In a closely watched case, the U.S. Supreme Court ruled today that consumers may pursue state-law fraud claims arising out of the sales of light Cigarettes.
The case is known as Altria v. Goode.
Typically, manufacturers like Philip Morris promoted their light cigarette brands with on-package statements like, "Lowered Tar and Nicotine." But what Philip Morris never told light cigarette buyers is that the "lowered tar and nicotine" refered to test results from a mechanical smoking machine. When humans smoke light Cigarettes they typically uconsciously act in ways that allow them to obtain More tar and nicotine from the cigarette. According to consumers who have sued Philip Morris, Philip Morris knew that consumers weren't getting lowered tar and nicotine and even designed less Cigarettes so that consumers would get the full dose.
By way of full disclosure, I am a lawyer who represents consumers and have been involved in cases against tobacco giant Philip Morris for the same problem. For that reason, I am not unbiased about these issues.

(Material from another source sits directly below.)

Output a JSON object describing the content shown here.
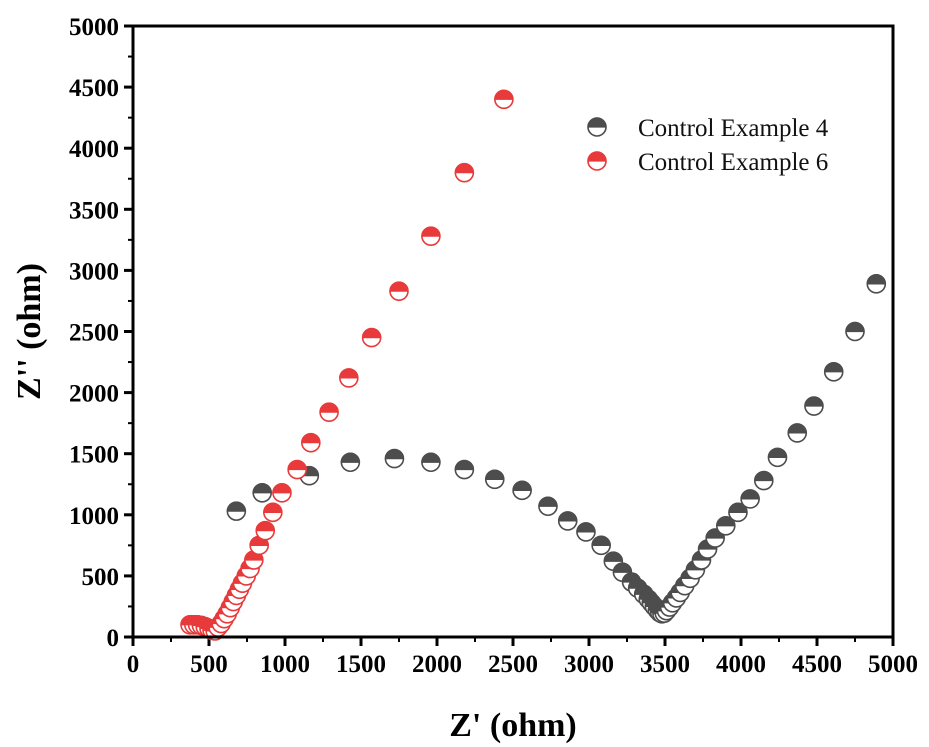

It's a good result for consumers for the simple reason that state law fraud claims provide an important check on corporate conduct. For the vast majority of consumers and businesses this is a yawner. Most sellers are truthful. But when they are not, consumers often have very limited ways to protect themselves. This is especially true in this era of deregulation. Since the government isn't looking out for consumers, the U.S. Supreme Court properly left it to state consumer laws and juries to determine whether fraud has occurred and--if so--whether a consumer should recover damages.